Durante dos años Lluís M. Xirinacs estuvo escribiendo «Una tercera vía económica» ensartando sus escritos en forma de libro, basado en mis manuscritos ordenados por Magdalena Grau y subvencionado por Xavier Espar. Aún no ha sido publicado. Pero en él se han basado el «Diseño de civismo» y «El poder del dinero» de Martí Olivella i Solé que participó activamente en el Centro de Estudios Joan Bardina (1983 - 1991), sobre mi pensamiento.

En Lluís M. Xirinacs basó los aspectos económicos de su tesis doctoral «Un modelo global de la realidad», en las fórmulas económicas de formato y pretensión científicas de las cuales yo me sentía orgulloso.

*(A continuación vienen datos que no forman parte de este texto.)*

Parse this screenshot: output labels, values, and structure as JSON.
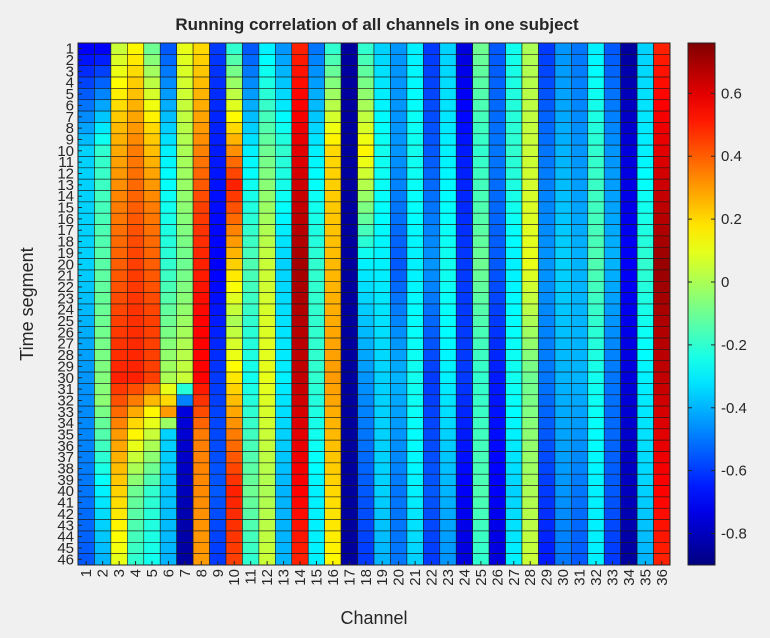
{
  "chart_data": {
    "type": "heatmap",
    "title": "Running correlation of all channels in one subject",
    "xlabel": "Channel",
    "ylabel": "Time segment",
    "x_categories": [
      "1",
      "2",
      "3",
      "4",
      "5",
      "6",
      "7",
      "8",
      "9",
      "10",
      "11",
      "12",
      "13",
      "14",
      "15",
      "16",
      "17",
      "18",
      "19",
      "20",
      "21",
      "22",
      "23",
      "24",
      "25",
      "26",
      "27",
      "28",
      "29",
      "30",
      "31",
      "32",
      "33",
      "34",
      "35",
      "36"
    ],
    "y_categories": [
      "1",
      "2",
      "3",
      "4",
      "5",
      "6",
      "7",
      "8",
      "9",
      "10",
      "11",
      "12",
      "13",
      "14",
      "15",
      "16",
      "17",
      "18",
      "19",
      "20",
      "21",
      "22",
      "23",
      "24",
      "25",
      "26",
      "27",
      "28",
      "29",
      "30",
      "31",
      "32",
      "33",
      "34",
      "35",
      "36",
      "37",
      "38",
      "39",
      "40",
      "41",
      "42",
      "43",
      "44",
      "45",
      "46"
    ],
    "colormap": "jet",
    "clim": [
      -0.9,
      0.76
    ],
    "colorbar": {
      "ticks": [
        -0.8,
        -0.6,
        -0.4,
        -0.2,
        0,
        0.2,
        0.4,
        0.6
      ],
      "tick_labels": [
        "-0.8",
        "-0.6",
        "-0.4",
        "-0.2",
        "0",
        "0.2",
        "0.4",
        "0.6"
      ],
      "placement": "right"
    },
    "column_profiles": [
      {
        "channel": 1,
        "segment_values": [
          [
            1,
            -0.7
          ],
          [
            10,
            -0.35
          ],
          [
            20,
            -0.35
          ],
          [
            30,
            -0.45
          ],
          [
            40,
            -0.5
          ],
          [
            46,
            -0.55
          ]
        ]
      },
      {
        "channel": 2,
        "segment_values": [
          [
            1,
            -0.7
          ],
          [
            10,
            -0.2
          ],
          [
            25,
            -0.1
          ],
          [
            32,
            -0.05
          ],
          [
            40,
            -0.3
          ],
          [
            46,
            -0.4
          ]
        ]
      },
      {
        "channel": 3,
        "segment_values": [
          [
            1,
            0.05
          ],
          [
            8,
            0.25
          ],
          [
            15,
            0.35
          ],
          [
            25,
            0.45
          ],
          [
            30,
            0.5
          ],
          [
            35,
            0.3
          ],
          [
            46,
            0.1
          ]
        ]
      },
      {
        "channel": 4,
        "segment_values": [
          [
            1,
            0.15
          ],
          [
            10,
            0.35
          ],
          [
            20,
            0.45
          ],
          [
            30,
            0.5
          ],
          [
            34,
            0.2
          ],
          [
            40,
            -0.1
          ],
          [
            46,
            -0.2
          ]
        ]
      },
      {
        "channel": 5,
        "segment_values": [
          [
            1,
            -0.1
          ],
          [
            8,
            0.2
          ],
          [
            15,
            0.35
          ],
          [
            25,
            0.45
          ],
          [
            30,
            0.45
          ],
          [
            33,
            0.15
          ],
          [
            40,
            -0.2
          ],
          [
            46,
            -0.25
          ]
        ]
      },
      {
        "channel": 6,
        "segment_values": [
          [
            1,
            -0.55
          ],
          [
            10,
            -0.3
          ],
          [
            20,
            -0.2
          ],
          [
            30,
            0.0
          ],
          [
            33,
            0.3
          ],
          [
            35,
            -0.35
          ],
          [
            46,
            -0.4
          ]
        ]
      },
      {
        "channel": 7,
        "segment_values": [
          [
            1,
            0.1
          ],
          [
            10,
            0.0
          ],
          [
            20,
            -0.1
          ],
          [
            30,
            0.05
          ],
          [
            33,
            -0.75
          ],
          [
            46,
            -0.85
          ]
        ]
      },
      {
        "channel": 8,
        "segment_values": [
          [
            1,
            0.2
          ],
          [
            8,
            0.3
          ],
          [
            15,
            0.45
          ],
          [
            25,
            0.55
          ],
          [
            30,
            0.55
          ],
          [
            35,
            0.35
          ],
          [
            46,
            0.3
          ]
        ]
      },
      {
        "channel": 9,
        "segment_values": [
          [
            1,
            -0.6
          ],
          [
            10,
            -0.65
          ],
          [
            20,
            -0.7
          ],
          [
            30,
            -0.6
          ],
          [
            40,
            -0.55
          ],
          [
            46,
            -0.6
          ]
        ]
      },
      {
        "channel": 10,
        "segment_values": [
          [
            1,
            -0.2
          ],
          [
            8,
            0.2
          ],
          [
            13,
            0.5
          ],
          [
            18,
            0.3
          ],
          [
            25,
            0.0
          ],
          [
            35,
            0.35
          ],
          [
            40,
            0.5
          ],
          [
            46,
            0.45
          ]
        ]
      },
      {
        "channel": 11,
        "segment_values": [
          [
            1,
            -0.55
          ],
          [
            10,
            -0.3
          ],
          [
            20,
            -0.15
          ],
          [
            30,
            -0.25
          ],
          [
            40,
            -0.1
          ],
          [
            46,
            -0.2
          ]
        ]
      },
      {
        "channel": 12,
        "segment_values": [
          [
            1,
            -0.3
          ],
          [
            10,
            -0.1
          ],
          [
            20,
            0.05
          ],
          [
            30,
            0.1
          ],
          [
            40,
            0.0
          ],
          [
            46,
            0.05
          ]
        ]
      },
      {
        "channel": 13,
        "segment_values": [
          [
            1,
            -0.45
          ],
          [
            10,
            -0.2
          ],
          [
            20,
            -0.35
          ],
          [
            30,
            -0.3
          ],
          [
            40,
            -0.4
          ],
          [
            46,
            -0.4
          ]
        ]
      },
      {
        "channel": 14,
        "segment_values": [
          [
            1,
            0.5
          ],
          [
            10,
            0.6
          ],
          [
            20,
            0.7
          ],
          [
            30,
            0.65
          ],
          [
            40,
            0.55
          ],
          [
            46,
            0.5
          ]
        ]
      },
      {
        "channel": 15,
        "segment_values": [
          [
            1,
            -0.5
          ],
          [
            10,
            -0.3
          ],
          [
            20,
            -0.2
          ],
          [
            30,
            -0.2
          ],
          [
            40,
            -0.3
          ],
          [
            46,
            -0.3
          ]
        ]
      },
      {
        "channel": 16,
        "segment_values": [
          [
            1,
            -0.2
          ],
          [
            10,
            0.2
          ],
          [
            20,
            0.25
          ],
          [
            30,
            0.3
          ],
          [
            40,
            0.2
          ],
          [
            46,
            0.15
          ]
        ]
      },
      {
        "channel": 17,
        "segment_values": [
          [
            1,
            -0.85
          ],
          [
            10,
            -0.85
          ],
          [
            20,
            -0.85
          ],
          [
            30,
            -0.85
          ],
          [
            40,
            -0.85
          ],
          [
            46,
            -0.85
          ]
        ]
      },
      {
        "channel": 18,
        "segment_values": [
          [
            1,
            -0.2
          ],
          [
            10,
            0.15
          ],
          [
            20,
            -0.3
          ],
          [
            30,
            -0.45
          ],
          [
            40,
            -0.55
          ],
          [
            46,
            -0.6
          ]
        ]
      },
      {
        "channel": 19,
        "segment_values": [
          [
            1,
            -0.35
          ],
          [
            10,
            -0.25
          ],
          [
            20,
            -0.3
          ],
          [
            30,
            -0.35
          ],
          [
            40,
            -0.35
          ],
          [
            46,
            -0.4
          ]
        ]
      },
      {
        "channel": 20,
        "segment_values": [
          [
            1,
            -0.45
          ],
          [
            10,
            -0.45
          ],
          [
            20,
            -0.55
          ],
          [
            30,
            -0.4
          ],
          [
            40,
            -0.5
          ],
          [
            46,
            -0.5
          ]
        ]
      },
      {
        "channel": 21,
        "segment_values": [
          [
            1,
            -0.3
          ],
          [
            10,
            -0.25
          ],
          [
            20,
            -0.3
          ],
          [
            30,
            -0.25
          ],
          [
            40,
            -0.3
          ],
          [
            46,
            -0.35
          ]
        ]
      },
      {
        "channel": 22,
        "segment_values": [
          [
            1,
            -0.6
          ],
          [
            10,
            -0.55
          ],
          [
            20,
            -0.45
          ],
          [
            30,
            -0.6
          ],
          [
            40,
            -0.55
          ],
          [
            46,
            -0.6
          ]
        ]
      },
      {
        "channel": 23,
        "segment_values": [
          [
            1,
            -0.35
          ],
          [
            10,
            -0.3
          ],
          [
            20,
            -0.25
          ],
          [
            30,
            -0.3
          ],
          [
            40,
            -0.4
          ],
          [
            46,
            -0.45
          ]
        ]
      },
      {
        "channel": 24,
        "segment_values": [
          [
            1,
            -0.75
          ],
          [
            10,
            -0.65
          ],
          [
            20,
            -0.6
          ],
          [
            30,
            -0.6
          ],
          [
            40,
            -0.7
          ],
          [
            46,
            -0.75
          ]
        ]
      },
      {
        "channel": 25,
        "segment_values": [
          [
            1,
            -0.1
          ],
          [
            10,
            -0.2
          ],
          [
            20,
            -0.1
          ],
          [
            30,
            -0.2
          ],
          [
            40,
            -0.15
          ],
          [
            46,
            -0.2
          ]
        ]
      },
      {
        "channel": 26,
        "segment_values": [
          [
            1,
            -0.55
          ],
          [
            10,
            -0.5
          ],
          [
            20,
            -0.55
          ],
          [
            30,
            -0.65
          ],
          [
            40,
            -0.7
          ],
          [
            46,
            -0.75
          ]
        ]
      },
      {
        "channel": 27,
        "segment_values": [
          [
            1,
            -0.25
          ],
          [
            10,
            -0.2
          ],
          [
            20,
            -0.3
          ],
          [
            30,
            -0.25
          ],
          [
            40,
            -0.35
          ],
          [
            46,
            -0.3
          ]
        ]
      },
      {
        "channel": 28,
        "segment_values": [
          [
            1,
            0.0
          ],
          [
            10,
            0.05
          ],
          [
            20,
            0.1
          ],
          [
            30,
            -0.1
          ],
          [
            40,
            0.0
          ],
          [
            46,
            0.05
          ]
        ]
      },
      {
        "channel": 29,
        "segment_values": [
          [
            1,
            -0.6
          ],
          [
            10,
            -0.5
          ],
          [
            20,
            -0.45
          ],
          [
            30,
            -0.5
          ],
          [
            40,
            -0.6
          ],
          [
            46,
            -0.65
          ]
        ]
      },
      {
        "channel": 30,
        "segment_values": [
          [
            1,
            -0.45
          ],
          [
            10,
            -0.4
          ],
          [
            20,
            -0.35
          ],
          [
            30,
            -0.4
          ],
          [
            40,
            -0.45
          ],
          [
            46,
            -0.5
          ]
        ]
      },
      {
        "channel": 31,
        "segment_values": [
          [
            1,
            -0.5
          ],
          [
            10,
            -0.45
          ],
          [
            20,
            -0.4
          ],
          [
            30,
            -0.4
          ],
          [
            40,
            -0.5
          ],
          [
            46,
            -0.55
          ]
        ]
      },
      {
        "channel": 32,
        "segment_values": [
          [
            1,
            -0.3
          ],
          [
            10,
            -0.2
          ],
          [
            20,
            -0.15
          ],
          [
            30,
            -0.25
          ],
          [
            40,
            -0.3
          ],
          [
            46,
            -0.3
          ]
        ]
      },
      {
        "channel": 33,
        "segment_values": [
          [
            1,
            -0.55
          ],
          [
            10,
            -0.45
          ],
          [
            20,
            -0.4
          ],
          [
            30,
            -0.5
          ],
          [
            40,
            -0.55
          ],
          [
            46,
            -0.6
          ]
        ]
      },
      {
        "channel": 34,
        "segment_values": [
          [
            1,
            -0.85
          ],
          [
            10,
            -0.75
          ],
          [
            20,
            -0.7
          ],
          [
            30,
            -0.75
          ],
          [
            40,
            -0.8
          ],
          [
            46,
            -0.85
          ]
        ]
      },
      {
        "channel": 35,
        "segment_values": [
          [
            1,
            -0.35
          ],
          [
            10,
            -0.3
          ],
          [
            20,
            -0.2
          ],
          [
            30,
            -0.3
          ],
          [
            40,
            -0.35
          ],
          [
            46,
            -0.4
          ]
        ]
      },
      {
        "channel": 36,
        "segment_values": [
          [
            1,
            0.5
          ],
          [
            10,
            0.6
          ],
          [
            20,
            0.72
          ],
          [
            30,
            0.65
          ],
          [
            40,
            0.55
          ],
          [
            46,
            0.5
          ]
        ]
      }
    ]
  }
}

El objetivo de la asociación es la de desarrollar estudios y propuestas que ayuden al diseño de modelos de solidaridad y convivencia humana. Las investigaciones en curso, planteadas por mí desde hace muchos años, se sitúan alrededor de los siguientes puntos:

  • Aplicación del «empirismo fenomenológico experimental» a los fenómenos sociales, económicos y políticos, susceptibles de ser analizados lógicamente y experimentados técnicamente, de cara a buscar estructuras favorecedoras de las libertades concretas.
  • Elaboración de una terminología unívoca - imprescindible en todo tratamiento «científico» de los fenómenos- según el estudio del significado original de las palabras y sus derivaciones (semi- etimo-linguística).
  • Estudio interdisciplinar de las diferentes etapas de la historia natural, especialmente la humana, como marco para comprender los conflictos sociales y mercantiles actuales.
  • Estudio sobre el determinante tema utilitario en la historia: economía, invento, empresa, capital, mercado, trabajo, moneda, ecología...
  • Estudio y propuestas sobre racionalización de la moneda, para convertirla en un instrumento responsabilizador, omniinformativo y, pues, intracontable, del mercado y de la sociedad («factura-cheque telemática»).
  • Estudio de las posibles consecuencias sociales que se derivan de la reforma monetaria telemática: archivo telemático de datos personales bajo protección de una Justicia independiente del Estado, simplificación fiscal, omnicontabilidad, mercometría exacta, ciencia económica experimental...
  • Elaboración de propuestas sobre:
    • «Libre mercado claro y sociedad transparente». Evitar que el «dinero mercantil» se transforme en «dinero de corrupción y de poder» e impedir la mercantilización de las vocaciones e instituciones liberales.
    • «Dialéctica entre «arquia i anarquia»». Precisar las funciones de los órganos de mando social a todos los niveles, para impedir la transformación en poder contra las personas individuales, sociales y nacionales.
    • «Dialéctica entre bien privado y bien común». Formulación de la hipótesis del «bien común mercantil» técnicamente experimentable con la «factura-cheque telemática».
  • Estudio de estrategias de consecución de las propuestas formuladas.

Nota:

1Entidad catalanista fundada en Barcelona (1930) por un grupo de amigos de Josep M. Batista i Roca. De carácter educativo y patriótico, organizó cursos de historia, literatura, círculos de estudios de dialéctica, etc.